Apesar da relevância da televisão na cultura contemporânea e na construção de vínculos sociais, ela ainda ocupa um lugar subalterno na hierarquia das artes — estigma que também recai sobre a tradução, historicamente vista como uma cópia inferior do original, no rastro do platonismo.
Gilles Deleuze, relendo Nietzsche, subverte essa hierarquia ao valorizar a potência do simulacro e da cópia, provocando um abalo na dicotomia entre original e derivado. Nos Estudos de Tradução atuais, a adaptação é compreendida como um ato criativo (Foucault), permeado por intertextualidades (Kristeva) e pela noção de transtextualidade (Genette). A tradução cinematográfica de Moffat será examinada sob essa perspectiva, que rejeita a ideia de transferência linear de significados.
Walter Benjamin, em seu ensaio “A obra de arte na era da reprodutibilidade técnica”, discute a noção de aura — a singularidade atribuída às obras da “alta cultura” — e como ela se dissolve com o advento das tecnologias de reprodução. A emergência da cultura de massa, pensada aqui segundo a crítica de Umberto Eco, transforma a recepção artística e introduz o risco de homogeneizar o público, como alerta Marinyze Prates de Oliveira (2004, p. 56).

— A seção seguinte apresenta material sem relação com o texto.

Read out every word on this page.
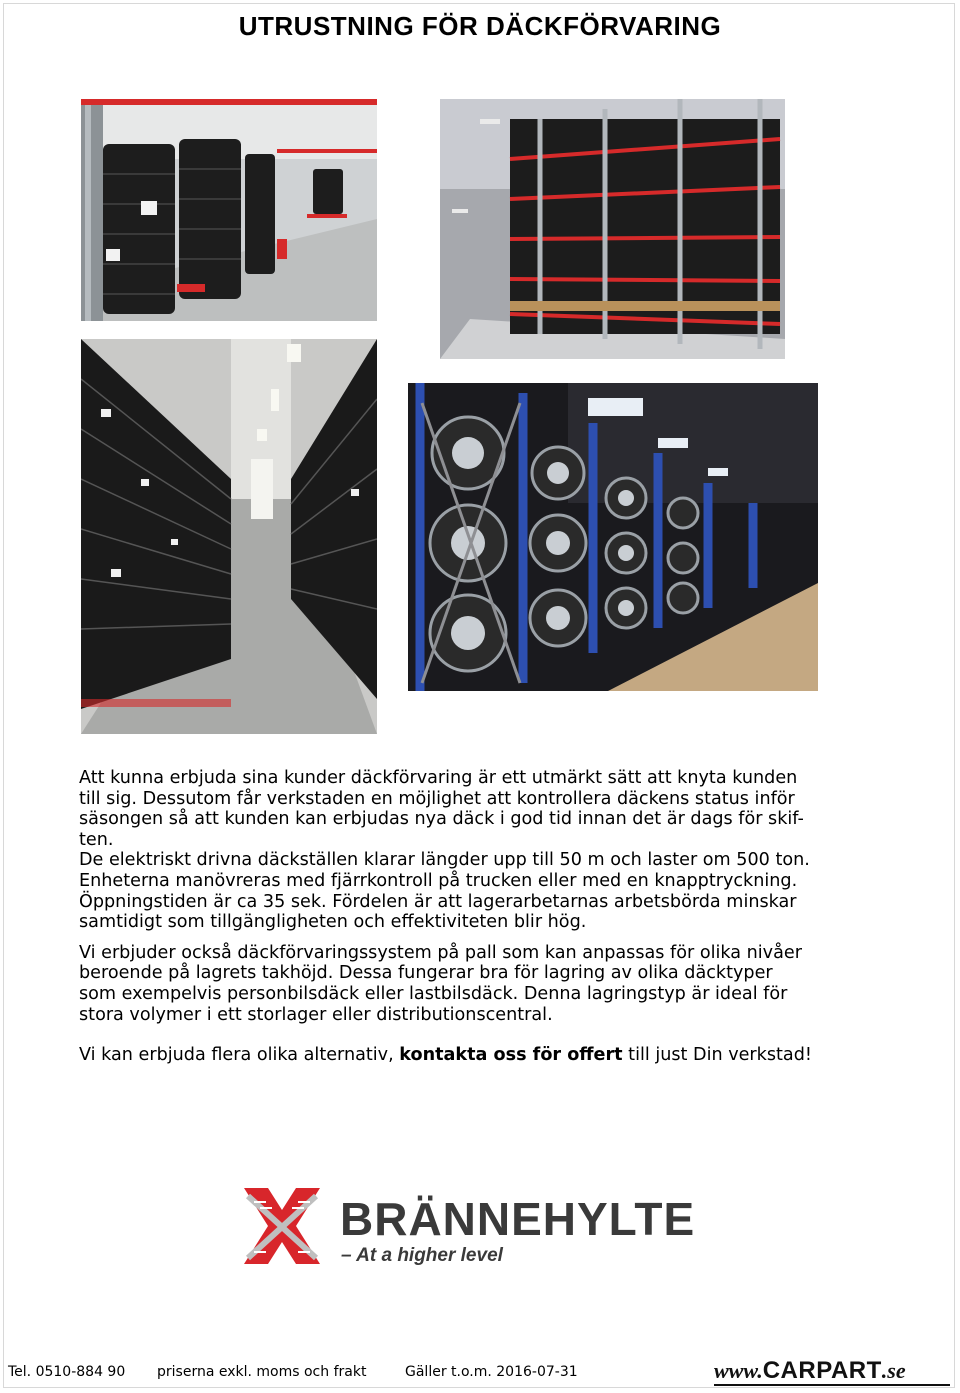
UTRUSTNING FÖR DÄCKFÖRVARING

Att kunna erbjuda sina kunder däckförvaring är ett utmärkt sätt att knyta kunden
till sig. Dessutom får verkstaden en möjlighet att kontrollera däckens status inför
säsongen så att kunden kan erbjudas nya däck i god tid innan det är dags för skif-
ten.

De elektriskt drivna däckställen klarar längder upp till 50 m och laster om 500 ton.
Enheterna manövreras med fjärrkontroll på trucken eller med en knapptryckning.
Öppningstiden är ca 35 sek. Fördelen är att lagerarbetarnas arbetsbörda minskar
samtidigt som tillgängligheten och effektiviteten blir hög.

Vi erbjuder också däckförvaringssystem på pall som kan anpassas för olika nivåer
beroende på lagrets takhöjd. Dessa fungerar bra för lagring av olika däcktyper
som exempelvis personbilsdäck eller lastbilsdäck. Denna lagringstyp är ideal för
stora volymer i ett storlager eller distributionscentral.

Vi kan erbjuda flera olika alternativ, kontakta oss för offert till just Din verkstad!

BRÄNNEHYLTE
– At a higher level
Tel. 0510-884 90 priserna exkl. moms och frakt	Gäller t.o.m. 2016-07-31	www.CARPART.se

Este artigo propõe, então, analisar Macbeth despido de sua aura canônica, como na metáfora de Benjamin ao extrair a pérola da concha. A proposta é examinar as relações verificáveis entre texto-fonte e tradução fílmica, refletindo sobre a adaptação dos signos escritos em signos audiovisuais — imagem e som — e afastando-se da exigência de fidelidade a um suposto original, visto que toda tradução é também uma criação.

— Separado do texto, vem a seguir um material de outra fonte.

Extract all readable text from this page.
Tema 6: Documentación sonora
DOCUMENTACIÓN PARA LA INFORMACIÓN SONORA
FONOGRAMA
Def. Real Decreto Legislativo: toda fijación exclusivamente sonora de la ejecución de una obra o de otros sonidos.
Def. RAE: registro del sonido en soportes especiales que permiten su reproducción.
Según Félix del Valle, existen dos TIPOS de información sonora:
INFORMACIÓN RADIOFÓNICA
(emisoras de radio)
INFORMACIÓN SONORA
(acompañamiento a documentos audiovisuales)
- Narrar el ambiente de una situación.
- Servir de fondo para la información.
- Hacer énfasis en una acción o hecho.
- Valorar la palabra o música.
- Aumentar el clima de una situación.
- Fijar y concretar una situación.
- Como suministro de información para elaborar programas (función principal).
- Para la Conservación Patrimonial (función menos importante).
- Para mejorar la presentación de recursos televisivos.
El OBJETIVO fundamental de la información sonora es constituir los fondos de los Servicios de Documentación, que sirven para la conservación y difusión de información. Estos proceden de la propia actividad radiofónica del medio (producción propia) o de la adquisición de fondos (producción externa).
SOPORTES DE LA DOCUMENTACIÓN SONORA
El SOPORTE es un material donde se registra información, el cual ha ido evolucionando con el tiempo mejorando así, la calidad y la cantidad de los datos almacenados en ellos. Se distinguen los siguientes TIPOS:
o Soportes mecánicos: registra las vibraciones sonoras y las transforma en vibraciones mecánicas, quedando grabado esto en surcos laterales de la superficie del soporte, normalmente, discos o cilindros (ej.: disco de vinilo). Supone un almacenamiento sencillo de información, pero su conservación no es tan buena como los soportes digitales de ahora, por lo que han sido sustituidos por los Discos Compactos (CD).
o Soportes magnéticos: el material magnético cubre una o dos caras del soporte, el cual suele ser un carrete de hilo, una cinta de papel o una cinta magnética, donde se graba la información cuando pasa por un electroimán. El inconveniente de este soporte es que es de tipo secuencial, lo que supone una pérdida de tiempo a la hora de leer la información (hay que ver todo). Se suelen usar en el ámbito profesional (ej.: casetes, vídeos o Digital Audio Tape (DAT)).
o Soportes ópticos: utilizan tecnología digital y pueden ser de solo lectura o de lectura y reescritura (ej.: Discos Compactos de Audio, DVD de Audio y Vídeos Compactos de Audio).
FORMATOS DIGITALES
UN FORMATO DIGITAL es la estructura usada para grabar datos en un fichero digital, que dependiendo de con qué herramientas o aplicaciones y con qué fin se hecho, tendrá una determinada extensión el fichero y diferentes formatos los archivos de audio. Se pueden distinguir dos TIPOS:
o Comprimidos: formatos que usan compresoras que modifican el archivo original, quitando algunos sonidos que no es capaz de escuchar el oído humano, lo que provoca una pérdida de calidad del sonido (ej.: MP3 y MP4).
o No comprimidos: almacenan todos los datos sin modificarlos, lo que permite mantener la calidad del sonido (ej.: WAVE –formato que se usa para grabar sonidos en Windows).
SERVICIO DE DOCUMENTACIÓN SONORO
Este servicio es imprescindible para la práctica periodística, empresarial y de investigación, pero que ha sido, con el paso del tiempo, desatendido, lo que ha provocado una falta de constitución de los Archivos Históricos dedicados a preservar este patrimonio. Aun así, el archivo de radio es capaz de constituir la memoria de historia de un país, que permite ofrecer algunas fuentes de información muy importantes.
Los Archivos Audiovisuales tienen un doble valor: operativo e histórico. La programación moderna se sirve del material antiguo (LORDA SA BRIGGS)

A originalidade, afinal, também é própria das traduções. Shakespeare, tido como autor sagrado, criou a partir de fontes como As Crônicas da Inglaterra, Irlanda e Escócia, de Raphael Holinshed, e A união das nobres famílias de Lancaster e Iorque, de Edward Hall. Em vários trechos, Shakespeare transcreve literalmente essas obras. Assim, o conceito de texto puro e autêntico se dissolve diante da constatação de que a peça é, ela mesma, uma tradução cultural e textual, como nos lembra Genette.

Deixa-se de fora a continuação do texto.